Rhazes
(
Ῥαζῆς), the author of a Greek medical treatise
Περὶ Λοιμικῆς, which was published at the end of Alexander Trallianus, 1548, fol. Lutet. Paris. ex offic. Rob. Stephani. His real name is
Abú Becr Mohammed Ibn Zacaríyá Ar-Razi, who was born (as his name implies) at Rai, a town in the north of 'Irák 'Ajemi, near Chorásán, probably about the middle of the ninth century after Christ ; and died either A. H. 311 (A. D. 923, 924), or perhaps, more probably A. H. 320 (A. D. 932).
Works
On the Small Pox and Measles
The treatise in question is in fact no other than his well known work,
Fí Jadarí wal-Hashah, On the Small Pox and Measles, which was translated from the original Arabic into Syriac, and from that language into Greek. Neither the date nor the author of either of these versions is known; but the Greek translation (as we learn from the preface) was made at the command of one of the emperors of Constantinople, perhaps, as Fabricius (
Bibl. Gr. vol. xii. p. 692, ed. vet.) conjectures, Constantine Ducas, who reigned from 1059 to 1067.

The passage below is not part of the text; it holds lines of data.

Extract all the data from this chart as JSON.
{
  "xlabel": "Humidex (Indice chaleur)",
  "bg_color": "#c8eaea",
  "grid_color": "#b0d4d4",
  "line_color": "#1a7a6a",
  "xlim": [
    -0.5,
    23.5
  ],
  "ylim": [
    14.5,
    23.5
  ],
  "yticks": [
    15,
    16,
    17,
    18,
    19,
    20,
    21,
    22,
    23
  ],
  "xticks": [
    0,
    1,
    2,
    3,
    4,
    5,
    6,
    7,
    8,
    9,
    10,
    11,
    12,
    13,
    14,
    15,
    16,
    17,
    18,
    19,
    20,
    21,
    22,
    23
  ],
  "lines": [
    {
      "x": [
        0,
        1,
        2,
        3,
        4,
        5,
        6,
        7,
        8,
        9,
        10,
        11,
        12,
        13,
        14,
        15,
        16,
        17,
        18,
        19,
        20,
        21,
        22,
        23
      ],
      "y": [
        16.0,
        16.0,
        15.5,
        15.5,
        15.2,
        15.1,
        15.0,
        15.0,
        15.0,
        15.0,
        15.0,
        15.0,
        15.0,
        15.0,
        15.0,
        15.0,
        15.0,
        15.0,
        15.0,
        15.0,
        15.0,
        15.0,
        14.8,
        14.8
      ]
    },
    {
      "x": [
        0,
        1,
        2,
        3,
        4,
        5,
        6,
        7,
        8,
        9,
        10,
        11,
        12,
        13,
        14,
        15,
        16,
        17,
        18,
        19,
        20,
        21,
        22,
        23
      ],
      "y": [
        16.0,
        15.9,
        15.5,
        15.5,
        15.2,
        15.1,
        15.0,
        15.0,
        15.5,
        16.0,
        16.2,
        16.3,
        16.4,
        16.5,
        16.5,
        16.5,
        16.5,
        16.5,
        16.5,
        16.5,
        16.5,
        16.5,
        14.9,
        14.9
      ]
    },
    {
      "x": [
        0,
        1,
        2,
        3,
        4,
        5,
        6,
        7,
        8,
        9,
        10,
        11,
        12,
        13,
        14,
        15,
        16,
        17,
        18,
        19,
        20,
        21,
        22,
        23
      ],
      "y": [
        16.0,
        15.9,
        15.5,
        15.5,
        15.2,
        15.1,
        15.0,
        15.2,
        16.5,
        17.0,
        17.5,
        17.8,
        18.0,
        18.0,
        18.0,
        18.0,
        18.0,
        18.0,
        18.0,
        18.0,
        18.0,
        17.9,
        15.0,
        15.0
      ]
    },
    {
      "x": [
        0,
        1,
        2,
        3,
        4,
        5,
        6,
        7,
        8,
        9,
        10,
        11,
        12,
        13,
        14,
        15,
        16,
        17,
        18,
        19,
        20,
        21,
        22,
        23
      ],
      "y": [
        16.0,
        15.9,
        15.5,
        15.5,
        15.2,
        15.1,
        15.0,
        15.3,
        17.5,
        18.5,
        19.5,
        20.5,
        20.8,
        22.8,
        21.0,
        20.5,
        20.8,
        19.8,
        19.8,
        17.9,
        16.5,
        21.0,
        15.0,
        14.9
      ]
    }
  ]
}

In one of the Greek MSS. at Paris, however (§ 2228,
Catal. vol. ii. p. 465), it is attributed to Joannes Actuarius [ACTUARIUS] ; and, if this be correct, the emperor alluded to will more probably be Andronicus II. Paleologus, A. D. 1281-1328.
Editions
It was from this Greek translation (which appears to have been executed either very carelessly, or from an imperfect MS.), and from Latin versions made from it, that the work was first known in Europe, the earliest Latin translation made directly from the original Arabic being that which was published by Dr. Mead, in 1747, 8vo. Lond., at the end of his work De Variolis et Morbillis. The Arabic text was published for the first time by John Channing, in 1766, 8vo. Lond, together with a new Latin version by himself, which has been reprinted separately, and which continues to be the best up to the present time.
Translations
Altogether the work has been published, in various languages, about five and thirty times, in about three hundred and fifty years, -- a greater number of editions than has fallen to the lot of almost any other ancient medical treatise.
The only English translation made directly from the original Arabic is that by Dr. Greenhill, 1847, 8vo., London, printed for the Sydenham Society; from which work the preceding account is taken.
Assessment
It may be added that the particular interest which the work has excited, arises from the fact of its being the earliest extant medical treatise in which the Small Pox is certainly mentioned; and accordingly the Greek translator has used the word
λοιμικὴ to express this disease, there being in the old Greek language no word that bears this signification.